Jasmine Basran, Policy and Public Affairs Manager

Last week, the Government published new draft regulations for the next stage of the roll-out of Universal Credit, also known as ‘managed migration’. This followed a wide-ranging consultation on previous regulations, and the new proposed regulations will be put to a vote in Parliament.

The managed migration process will mean that by 2023 everyone will be moved onto Universal Credit. There are still around six million people on the current benefits system. This is a huge challenge by any means.

What do the new draft regulations say?

There are a number of positive changes that have been made to the draft regulations. Crisis fed back on the first draft both directly to Government ministers and through the Social Security Advisory Committee’s consultation. The consultation had over 450 responses from individuals and organisations wanting to make sure the next stage of Universal Credit works for everyone.

The initial draft regulations suggested that most people would have to make a new claim for Universal Credit within one month of receiving a notice that Universal Credit is replacing their benefits. Though extensions were possible for homeless people, we were worried that this just didn’t give enough time for people coping with chaotic and often dangerous living conditions. It also placed the responsibility on the individual to notify the Department of Work and Pensions of their housing situation.

We’re pleased to see the new draft regulations suggest a minimum of three months for everyone to make their Universal Credit claim, and for the possibility of this to be extended further for homeless people.

The Department of Work and Pensions has also said that if someone does miss their deadline for claiming Universal Credit, there will be a ‘grace period’ which they can claim Universal Credit for, once they make a successful application.

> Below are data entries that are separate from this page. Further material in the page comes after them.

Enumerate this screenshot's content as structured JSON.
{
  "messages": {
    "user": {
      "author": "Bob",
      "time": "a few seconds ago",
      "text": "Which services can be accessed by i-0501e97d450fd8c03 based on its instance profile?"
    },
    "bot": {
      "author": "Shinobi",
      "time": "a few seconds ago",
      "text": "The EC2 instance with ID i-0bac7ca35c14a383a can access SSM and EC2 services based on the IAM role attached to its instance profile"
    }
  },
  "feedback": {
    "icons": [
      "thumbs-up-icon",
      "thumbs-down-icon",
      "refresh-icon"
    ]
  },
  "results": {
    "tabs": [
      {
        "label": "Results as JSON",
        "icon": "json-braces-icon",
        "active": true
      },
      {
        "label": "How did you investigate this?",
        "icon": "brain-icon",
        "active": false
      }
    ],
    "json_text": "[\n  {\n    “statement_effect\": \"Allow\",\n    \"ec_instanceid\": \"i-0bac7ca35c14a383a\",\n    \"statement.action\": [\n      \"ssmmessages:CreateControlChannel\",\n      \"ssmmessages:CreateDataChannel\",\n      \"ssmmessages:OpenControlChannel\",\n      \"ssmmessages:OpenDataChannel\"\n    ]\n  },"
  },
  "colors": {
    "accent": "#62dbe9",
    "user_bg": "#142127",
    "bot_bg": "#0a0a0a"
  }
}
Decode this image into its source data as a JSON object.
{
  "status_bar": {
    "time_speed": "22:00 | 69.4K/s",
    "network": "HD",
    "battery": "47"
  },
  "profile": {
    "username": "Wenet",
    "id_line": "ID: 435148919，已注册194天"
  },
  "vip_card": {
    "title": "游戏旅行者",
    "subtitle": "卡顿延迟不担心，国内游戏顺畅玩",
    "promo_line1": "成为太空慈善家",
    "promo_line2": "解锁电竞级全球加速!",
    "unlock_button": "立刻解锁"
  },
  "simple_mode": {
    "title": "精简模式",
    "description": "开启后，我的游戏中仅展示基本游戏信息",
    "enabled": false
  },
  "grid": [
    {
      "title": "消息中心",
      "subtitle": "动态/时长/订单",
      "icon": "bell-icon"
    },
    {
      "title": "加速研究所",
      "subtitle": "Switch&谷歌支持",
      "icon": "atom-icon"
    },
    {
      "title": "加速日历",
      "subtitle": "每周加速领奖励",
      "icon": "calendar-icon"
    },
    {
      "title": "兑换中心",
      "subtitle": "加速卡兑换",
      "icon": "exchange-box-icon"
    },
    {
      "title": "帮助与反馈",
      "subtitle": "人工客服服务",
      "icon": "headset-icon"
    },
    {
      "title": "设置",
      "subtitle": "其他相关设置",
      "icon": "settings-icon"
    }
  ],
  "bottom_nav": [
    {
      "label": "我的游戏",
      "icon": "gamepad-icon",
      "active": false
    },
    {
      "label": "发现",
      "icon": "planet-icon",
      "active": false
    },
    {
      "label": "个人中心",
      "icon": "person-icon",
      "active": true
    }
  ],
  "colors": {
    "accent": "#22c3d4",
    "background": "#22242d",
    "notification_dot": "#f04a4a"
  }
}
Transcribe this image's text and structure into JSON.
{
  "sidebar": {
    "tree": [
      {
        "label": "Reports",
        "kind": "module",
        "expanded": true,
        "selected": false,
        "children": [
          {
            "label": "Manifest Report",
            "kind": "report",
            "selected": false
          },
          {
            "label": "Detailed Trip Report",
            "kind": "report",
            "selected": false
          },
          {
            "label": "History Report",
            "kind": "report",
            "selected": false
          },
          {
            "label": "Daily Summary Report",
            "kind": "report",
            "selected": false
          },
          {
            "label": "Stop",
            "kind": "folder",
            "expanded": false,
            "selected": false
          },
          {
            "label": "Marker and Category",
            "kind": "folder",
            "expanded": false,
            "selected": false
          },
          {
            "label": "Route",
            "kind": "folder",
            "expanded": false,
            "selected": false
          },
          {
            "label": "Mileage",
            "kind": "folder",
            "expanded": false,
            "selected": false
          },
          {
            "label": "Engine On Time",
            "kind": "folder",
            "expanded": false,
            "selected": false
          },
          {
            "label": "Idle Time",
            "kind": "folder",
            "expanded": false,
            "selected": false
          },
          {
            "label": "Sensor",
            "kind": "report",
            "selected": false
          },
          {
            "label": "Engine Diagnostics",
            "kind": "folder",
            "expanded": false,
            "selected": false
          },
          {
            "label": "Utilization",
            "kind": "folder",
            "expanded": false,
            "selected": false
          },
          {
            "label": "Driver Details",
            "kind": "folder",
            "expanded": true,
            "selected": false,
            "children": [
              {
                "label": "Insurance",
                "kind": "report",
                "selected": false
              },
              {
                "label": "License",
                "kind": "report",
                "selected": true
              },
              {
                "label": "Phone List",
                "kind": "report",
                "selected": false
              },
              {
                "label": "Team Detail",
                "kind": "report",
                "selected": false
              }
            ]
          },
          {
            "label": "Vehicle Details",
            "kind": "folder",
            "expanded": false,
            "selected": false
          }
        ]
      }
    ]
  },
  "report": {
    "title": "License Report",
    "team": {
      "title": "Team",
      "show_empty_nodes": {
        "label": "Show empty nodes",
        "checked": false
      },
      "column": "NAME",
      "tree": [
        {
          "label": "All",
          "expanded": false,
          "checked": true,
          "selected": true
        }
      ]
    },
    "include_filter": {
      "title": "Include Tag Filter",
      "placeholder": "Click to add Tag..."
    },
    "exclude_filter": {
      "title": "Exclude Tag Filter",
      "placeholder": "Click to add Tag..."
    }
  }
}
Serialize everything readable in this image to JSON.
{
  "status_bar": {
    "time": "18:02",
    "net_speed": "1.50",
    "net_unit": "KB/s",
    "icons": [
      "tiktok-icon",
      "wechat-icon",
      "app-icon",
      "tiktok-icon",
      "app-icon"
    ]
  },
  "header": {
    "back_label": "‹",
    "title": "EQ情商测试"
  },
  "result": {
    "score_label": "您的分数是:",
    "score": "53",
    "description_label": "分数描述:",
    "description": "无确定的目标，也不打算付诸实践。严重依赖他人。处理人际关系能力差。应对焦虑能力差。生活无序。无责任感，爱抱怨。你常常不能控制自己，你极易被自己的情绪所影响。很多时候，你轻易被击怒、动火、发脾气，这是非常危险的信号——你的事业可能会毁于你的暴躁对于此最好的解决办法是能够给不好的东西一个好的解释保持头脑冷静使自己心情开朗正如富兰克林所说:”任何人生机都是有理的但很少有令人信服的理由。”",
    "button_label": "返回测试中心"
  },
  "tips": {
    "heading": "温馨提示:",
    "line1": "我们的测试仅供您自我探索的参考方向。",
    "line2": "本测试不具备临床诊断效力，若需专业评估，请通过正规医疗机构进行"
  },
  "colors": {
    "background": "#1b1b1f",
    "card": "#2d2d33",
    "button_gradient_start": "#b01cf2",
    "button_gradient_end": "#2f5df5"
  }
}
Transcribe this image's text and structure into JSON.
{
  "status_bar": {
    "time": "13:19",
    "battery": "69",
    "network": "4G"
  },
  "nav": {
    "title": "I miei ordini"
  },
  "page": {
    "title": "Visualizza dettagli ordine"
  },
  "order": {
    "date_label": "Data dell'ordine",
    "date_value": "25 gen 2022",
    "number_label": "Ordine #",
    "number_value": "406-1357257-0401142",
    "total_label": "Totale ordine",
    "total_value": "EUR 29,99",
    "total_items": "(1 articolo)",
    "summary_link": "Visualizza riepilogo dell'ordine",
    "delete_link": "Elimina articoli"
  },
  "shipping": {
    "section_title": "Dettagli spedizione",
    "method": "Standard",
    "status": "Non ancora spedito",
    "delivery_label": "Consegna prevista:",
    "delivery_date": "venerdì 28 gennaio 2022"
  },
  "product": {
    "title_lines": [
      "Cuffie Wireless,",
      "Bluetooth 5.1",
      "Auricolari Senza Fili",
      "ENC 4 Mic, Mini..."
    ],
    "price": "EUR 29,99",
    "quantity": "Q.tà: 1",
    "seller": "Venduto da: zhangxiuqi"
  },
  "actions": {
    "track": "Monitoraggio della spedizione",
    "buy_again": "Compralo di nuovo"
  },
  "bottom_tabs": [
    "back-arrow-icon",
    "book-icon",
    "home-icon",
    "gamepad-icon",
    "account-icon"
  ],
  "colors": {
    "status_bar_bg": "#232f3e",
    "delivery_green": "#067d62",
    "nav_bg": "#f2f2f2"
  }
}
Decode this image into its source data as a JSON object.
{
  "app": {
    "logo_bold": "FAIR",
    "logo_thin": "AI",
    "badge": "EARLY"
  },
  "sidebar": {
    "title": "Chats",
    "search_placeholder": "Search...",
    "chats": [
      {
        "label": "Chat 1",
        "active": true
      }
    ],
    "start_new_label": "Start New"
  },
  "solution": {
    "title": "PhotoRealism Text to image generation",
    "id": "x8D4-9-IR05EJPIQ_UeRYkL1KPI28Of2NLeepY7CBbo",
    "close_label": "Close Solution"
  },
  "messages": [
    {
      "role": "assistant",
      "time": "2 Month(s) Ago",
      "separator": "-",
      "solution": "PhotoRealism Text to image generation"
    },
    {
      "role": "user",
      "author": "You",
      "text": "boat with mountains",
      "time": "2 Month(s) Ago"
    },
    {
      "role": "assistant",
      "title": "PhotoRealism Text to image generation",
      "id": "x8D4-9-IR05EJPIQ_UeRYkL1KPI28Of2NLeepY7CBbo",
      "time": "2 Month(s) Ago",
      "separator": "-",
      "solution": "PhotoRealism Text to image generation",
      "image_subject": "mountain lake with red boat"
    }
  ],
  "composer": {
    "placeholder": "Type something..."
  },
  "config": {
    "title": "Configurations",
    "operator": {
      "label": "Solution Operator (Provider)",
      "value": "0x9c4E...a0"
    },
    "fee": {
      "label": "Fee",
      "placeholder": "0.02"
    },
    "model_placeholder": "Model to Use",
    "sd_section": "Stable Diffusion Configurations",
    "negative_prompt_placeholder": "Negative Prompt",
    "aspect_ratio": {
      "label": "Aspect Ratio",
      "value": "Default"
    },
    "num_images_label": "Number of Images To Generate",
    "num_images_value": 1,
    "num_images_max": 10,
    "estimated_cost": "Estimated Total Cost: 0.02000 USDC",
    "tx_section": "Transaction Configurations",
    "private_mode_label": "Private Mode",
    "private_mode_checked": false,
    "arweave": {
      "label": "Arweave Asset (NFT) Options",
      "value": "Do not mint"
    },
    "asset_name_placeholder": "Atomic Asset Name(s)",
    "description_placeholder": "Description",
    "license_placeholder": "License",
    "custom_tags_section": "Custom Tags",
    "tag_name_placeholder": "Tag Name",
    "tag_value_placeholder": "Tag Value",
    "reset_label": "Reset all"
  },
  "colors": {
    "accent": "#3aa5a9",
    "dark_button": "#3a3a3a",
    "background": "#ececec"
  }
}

The first draft regulations also suggested that homeless people wouldn’t be able to receive transitional protection. Transitional protection is a ‘top-up’ if, when moving onto Universal Credit, you see a drop in your income. This was worrying as people would likely end up struggling to pay rent, for example in temporary accommodation. This would put people at risk of having to sleep rough.

The new set of draft regulations have changed this, so that people in temporary accommodation and homeless hostels will receive transitional protection.

What still needs to change?

While the new draft regulations mean the next stage of Universal Credit will better prevent and respond to homelessness, changes are still needed for the process work:

  • Minimising the risk of people having no income

The Government has still been unable to guarantee a way for people to move onto Universal Credit without the risk of their income from benefits being stopped. If people remain unaware of the change, or are unable to make a new claim for Universal Credit in time, their benefits will be stopped completely.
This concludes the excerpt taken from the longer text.